Qu'un mot soit dit ici au comité exécutif et particulièrement à Radek. Le comité exécutif a eu le culot d'exiger du K. A. P. D. (Parti com­muniste ouvrier allemand) l'exclusion de Wolfheim et de Laufenberg, au lieu de le laisser lui-même juge de la question. I1 a reçu le K. A. P. D. avec des menaces, et les partis du centre comme le parti socialiste indépendant (U. S. P. D.), avec des flatteries. Il n'a jamais exigé du parti allemand de jeter dehors ses social-patriotes. Il n'a jamais exigé du parti allemand de jeter à la porte la centrale qui, par ses tractations s'est rendue solidaire de la fusillade des communistes dans la Ruhr. I1 n'a pas exigé du parti hollandais d'expulser Wijnkoop et Van Ravestyn, qui ont offert des bateaux à l'Entente pendant la guerre... (Non pas que je réclame l'exclusion de ces camarades ! Je pense que d'honnêtes camarades se sont trompés seulement en raison des terribles difficultés que présente le commencement et le développement de la révolution ouest-européenne. Nous, comme tout le monde, nous commettons beaucoup de grandes fautes). D'ailleurs ces exclusions ne ser­viraient à rien, au point où en est cette Interna­tionale.

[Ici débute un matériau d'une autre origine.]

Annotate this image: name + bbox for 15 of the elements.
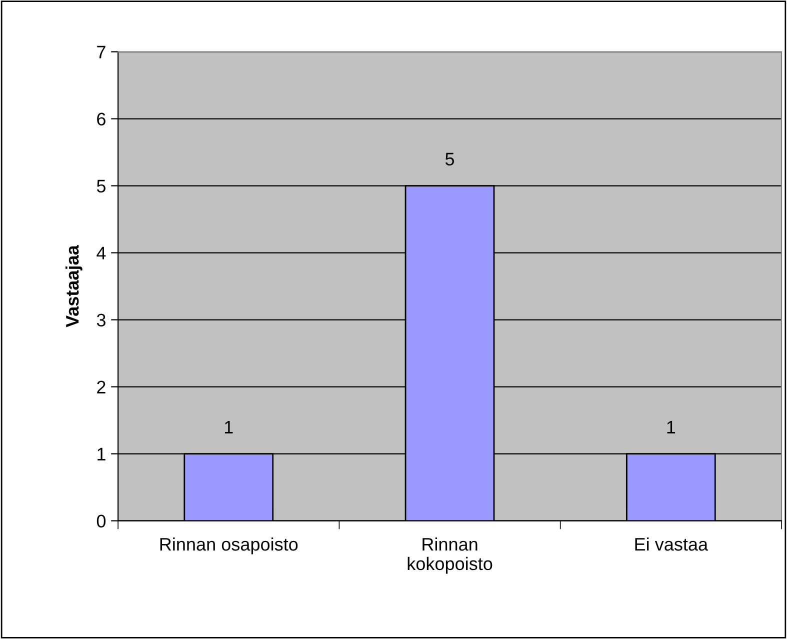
x-tick-label: Rinnan osapoisto bbox=[160, 537, 298, 554]
data-label: 1 bbox=[667, 420, 676, 434]
y-axis-title: Vastaajaa bbox=[65, 244, 82, 328]
data-label: 5 bbox=[445, 152, 454, 166]
y-tick-label: 1 bbox=[98, 448, 106, 460]
y-tick-label: 7 bbox=[97, 46, 106, 58]
y-tick-label: 4 bbox=[96, 246, 106, 260]
x-tick-label: Rinnan kokopoisto bbox=[408, 537, 492, 574]
x-tick-label: Ei vastaa bbox=[635, 537, 708, 551]
y-tick-label: 0 bbox=[96, 514, 106, 528]
y-tick-label: 6 bbox=[97, 112, 106, 126]
y-tick-label: 2 bbox=[97, 380, 106, 394]
y-tick-label: 3 bbox=[96, 314, 106, 326]
data-label: 1 bbox=[224, 420, 233, 434]
y-tick-label: 5 bbox=[96, 180, 106, 192]
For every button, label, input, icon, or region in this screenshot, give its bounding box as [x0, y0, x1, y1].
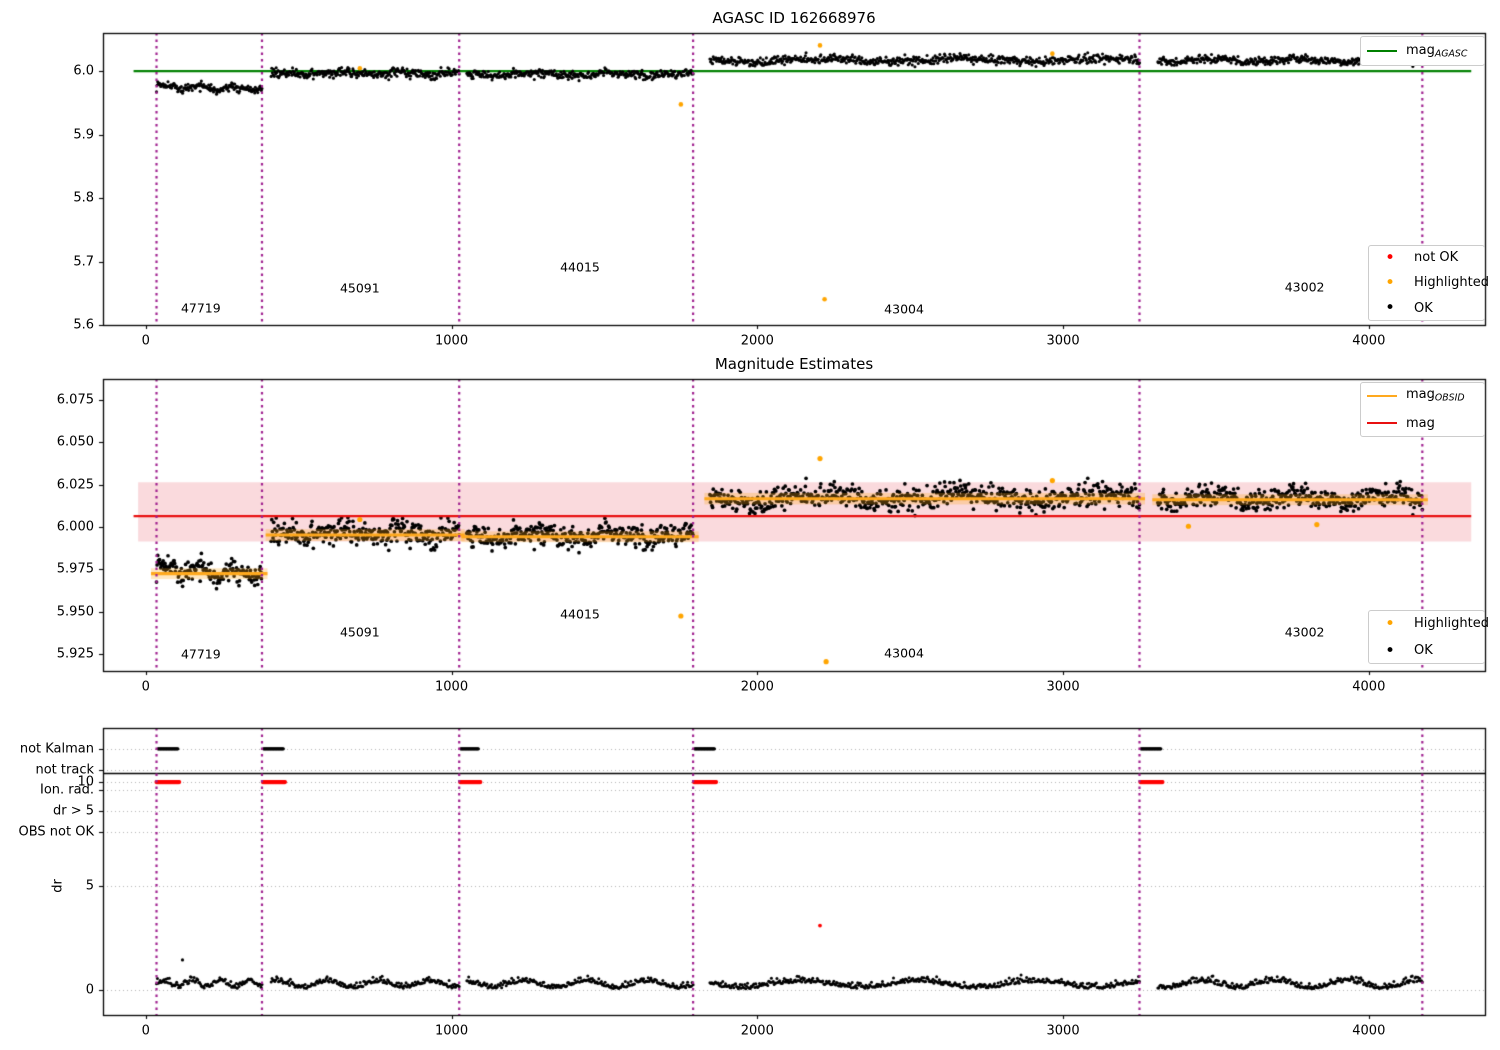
y-tick-label: 6.025	[56, 477, 94, 493]
legend-dot-swatch: •	[1384, 272, 1396, 293]
x-tick-label: 0	[141, 1023, 150, 1039]
x-tick-label: 0	[141, 333, 150, 349]
dr-axis-label: dr	[50, 879, 66, 893]
y-tick-label: Ion. rad.	[40, 782, 94, 798]
y-tick-label: 5.8	[73, 190, 94, 206]
x-tick-label: 1000	[435, 333, 469, 349]
x-tick-label: 2000	[740, 333, 774, 349]
y-tick-label: not track	[35, 762, 94, 778]
legend-dot-swatch: •	[1384, 298, 1396, 319]
y-tick-label: not Kalman	[19, 741, 94, 757]
obsid-label: 45091	[339, 624, 380, 640]
obsid-label: 43004	[884, 301, 924, 317]
legend-line-swatch	[1367, 394, 1397, 397]
legend-entry[interactable]: magAGASC	[1367, 36, 1467, 66]
y-tick-label: 6.0	[73, 63, 94, 79]
legend-entry[interactable]: mag	[1367, 410, 1435, 438]
x-tick-label: 0	[141, 679, 150, 695]
legend-line-swatch	[1367, 422, 1397, 425]
obsid-label: 43004	[884, 645, 924, 661]
y-tick-label: 6.050	[56, 434, 94, 450]
legend-dot-swatch: •	[1384, 640, 1396, 661]
x-tick-label: 3000	[1046, 1023, 1080, 1039]
legend-label: Highlighted	[1414, 616, 1489, 631]
legend-entry[interactable]: • Highlighted	[1375, 270, 1489, 295]
x-tick-label: 3000	[1046, 679, 1080, 695]
obsid-label: 45091	[339, 280, 380, 296]
legend-label: not OK	[1414, 250, 1459, 266]
legend-label: OK	[1414, 300, 1433, 316]
obsid-label: 43002	[1284, 279, 1325, 295]
legend-label: magAGASC	[1406, 42, 1468, 60]
y-tick-label: 6.000	[56, 519, 94, 535]
x-tick-label: 1000	[435, 1023, 469, 1039]
legend-entry[interactable]: • Highlighted	[1375, 610, 1489, 637]
y-tick-label: 5.950	[56, 604, 94, 620]
x-tick-label: 4000	[1352, 679, 1386, 695]
x-tick-label: 2000	[740, 679, 774, 695]
obsid-label: 47719	[180, 300, 221, 316]
legend-entry[interactable]: magOBSID	[1367, 382, 1465, 410]
legend-entry[interactable]: • OK	[1375, 637, 1433, 664]
legend-dot-swatch: •	[1384, 247, 1396, 268]
legend-label: OK	[1414, 643, 1433, 658]
y-tick-label: dr > 5	[52, 803, 94, 819]
legend-label: mag	[1406, 415, 1435, 431]
y-tick-label: 0	[85, 982, 94, 998]
legend-line-swatch	[1367, 50, 1397, 52]
x-tick-label: 4000	[1352, 333, 1386, 349]
x-tick-label: 3000	[1046, 333, 1080, 349]
y-tick-label: 5.9	[73, 127, 94, 143]
page-title: AGASC ID 162668976	[712, 9, 876, 27]
obsid-label: 47719	[180, 646, 221, 662]
x-tick-label: 2000	[740, 1023, 774, 1039]
obsid-label: 44015	[560, 606, 600, 622]
legend-entry[interactable]: • not OK	[1375, 245, 1458, 270]
y-tick-label: 6.075	[56, 392, 94, 408]
obsid-label: 44015	[560, 259, 600, 275]
legend-entry[interactable]: • OK	[1375, 296, 1433, 321]
legend-dot-swatch: •	[1384, 613, 1396, 634]
legend-label: magOBSID	[1406, 387, 1465, 405]
y-tick-label: OBS not OK	[18, 824, 95, 840]
x-tick-label: 1000	[435, 679, 469, 695]
y-tick-label: 5.925	[56, 646, 94, 662]
legend-mag-lines-panel2[interactable]	[1360, 382, 1485, 437]
x-tick-label: 4000	[1352, 1023, 1386, 1039]
y-tick-label: 5.975	[56, 561, 94, 577]
legend-point-classes-panel1[interactable]	[1368, 245, 1485, 321]
y-tick-label: 5.7	[73, 254, 94, 270]
obsid-label: 43002	[1284, 624, 1325, 640]
y-tick-label: 5	[85, 878, 94, 894]
y-tick-label: 5.6	[73, 317, 94, 333]
y-tick-label: 10	[77, 774, 94, 790]
panel-title: Magnitude Estimates	[714, 355, 874, 373]
legend-label: Highlighted	[1414, 275, 1489, 291]
legend-point-classes-panel2[interactable]	[1368, 610, 1485, 664]
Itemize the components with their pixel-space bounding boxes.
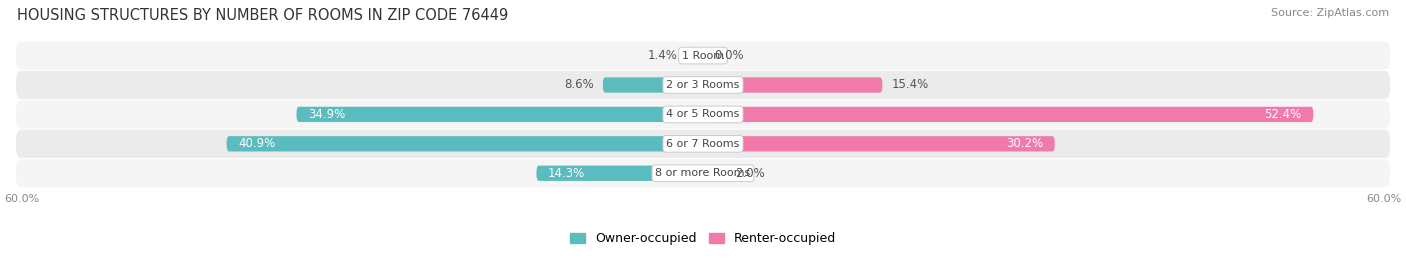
Legend: Owner-occupied, Renter-occupied: Owner-occupied, Renter-occupied (569, 232, 837, 245)
Text: 8 or more Rooms: 8 or more Rooms (655, 168, 751, 178)
Text: 15.4%: 15.4% (891, 79, 929, 91)
Text: 60.0%: 60.0% (1367, 194, 1402, 204)
FancyBboxPatch shape (603, 77, 703, 93)
Text: 40.9%: 40.9% (238, 137, 276, 150)
FancyBboxPatch shape (226, 136, 703, 151)
FancyBboxPatch shape (703, 77, 883, 93)
FancyBboxPatch shape (15, 71, 1391, 99)
FancyBboxPatch shape (297, 107, 703, 122)
FancyBboxPatch shape (15, 100, 1391, 129)
FancyBboxPatch shape (15, 41, 1391, 70)
Text: 60.0%: 60.0% (4, 194, 39, 204)
Text: 2 or 3 Rooms: 2 or 3 Rooms (666, 80, 740, 90)
Text: 52.4%: 52.4% (1264, 108, 1302, 121)
Text: 34.9%: 34.9% (308, 108, 346, 121)
Text: 30.2%: 30.2% (1005, 137, 1043, 150)
Text: 4 or 5 Rooms: 4 or 5 Rooms (666, 109, 740, 119)
FancyBboxPatch shape (703, 107, 1313, 122)
FancyBboxPatch shape (703, 136, 1054, 151)
Text: 6 or 7 Rooms: 6 or 7 Rooms (666, 139, 740, 149)
Text: HOUSING STRUCTURES BY NUMBER OF ROOMS IN ZIP CODE 76449: HOUSING STRUCTURES BY NUMBER OF ROOMS IN… (17, 8, 508, 23)
Text: 1 Room: 1 Room (682, 51, 724, 61)
FancyBboxPatch shape (15, 130, 1391, 158)
Text: 0.0%: 0.0% (714, 49, 744, 62)
Text: Source: ZipAtlas.com: Source: ZipAtlas.com (1271, 8, 1389, 18)
Text: 1.4%: 1.4% (648, 49, 678, 62)
FancyBboxPatch shape (686, 48, 703, 63)
FancyBboxPatch shape (537, 166, 703, 181)
FancyBboxPatch shape (15, 159, 1391, 187)
Text: 2.0%: 2.0% (735, 167, 765, 180)
Text: 8.6%: 8.6% (564, 79, 593, 91)
Text: 14.3%: 14.3% (548, 167, 585, 180)
FancyBboxPatch shape (703, 166, 727, 181)
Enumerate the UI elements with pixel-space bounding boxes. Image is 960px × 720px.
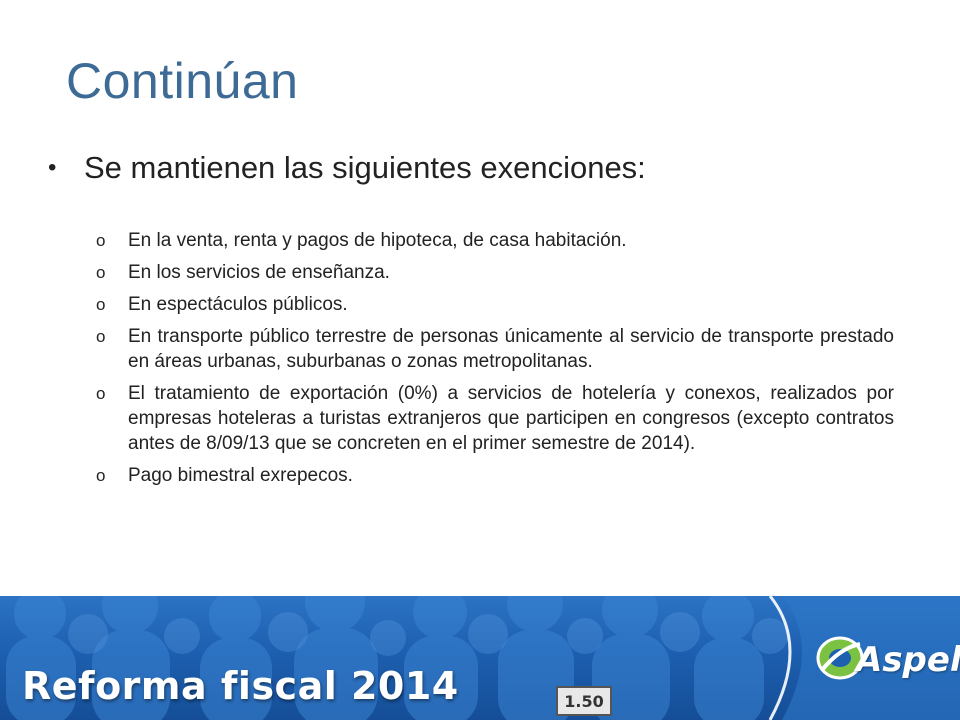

Je fais remarquer cela, simplement pour montrer encore par un autre exemple à quel point l'op­portunisme fait rage déjà dans nos propres rangs. Car la centrale de Moscou n'a commis cette injus­tice vis-à-vis du K. A. P. D. que parce qu'elle ne voulait pas, vu sa tactique mondiale opportuniste, (les vrais révolutionnaires, mais se tournait au contraire vers les indépendants et autres oppor­tunistes. Elle a joué intentionnellement cette carte de Wolhfeim et de Laufenberg contre le K. A. P. D., bien que le K. A. P. D. fut en désaccord avec la tactique « national -bolchéviste » de ces deux leaders, et seulement pour les mobiles opportunistes les plus misérables. Il s'agit pour elle de rassembler aussi bien les syndicats que les partis politiques pour avoir des masses avant tout, qu'elles soient communistes ou non.

Deux autres actions de la troisième Interna­tionale montrent également avec clarté dans quel sens elle se dirige. La première est la destitution du bureau d'Amsterdam, le seul groupe de marxis­tes et théoriciens révolutionnaires en Europe de l'ouest qui n'ait jamais vacillé. La deuxième est le traitement infligé au K. A. P. D., le seul parti en Europe occidentale qui, comme organisation, comme tout, à partir de sa création jusqu'à pré­sent, ait toujours mené la révolution dans le sens où elle doit être menée. Pendant que les partis du centre, les indépendants, les centristes français et anglais, traîtres éternels à la révolution, ont été amadoués par tous les moyens, le K. A. P. D., le parti vraiment révolutionnaire, a été traité en ennemi. Ce sont là de mauvais signes, camarade.

En résumé : la deuxième Internationale opportuniste se survit ou revit parmi nous. Et l'oppor­tunisme mène au néant. Parce qu'il y mène, parce qu'il existe parmi nous, fort, très fort, plus fort que je ne l'avais jamais imaginé, la « gauche » doit être là. Même si les autres bonnes raisons pour son existence n'étaient pas valables, elle devrait être là comme opposition, comme contre poids à l'opportunisme.


Notes

[1] En une seule journée (au Congrès de Halle) il y a eu une armée de 500 000 nouveaux adhérents, embrigadés par des chefs dont vous avez dit vous-même récemment « Ils sont pires que des Scheidemann ».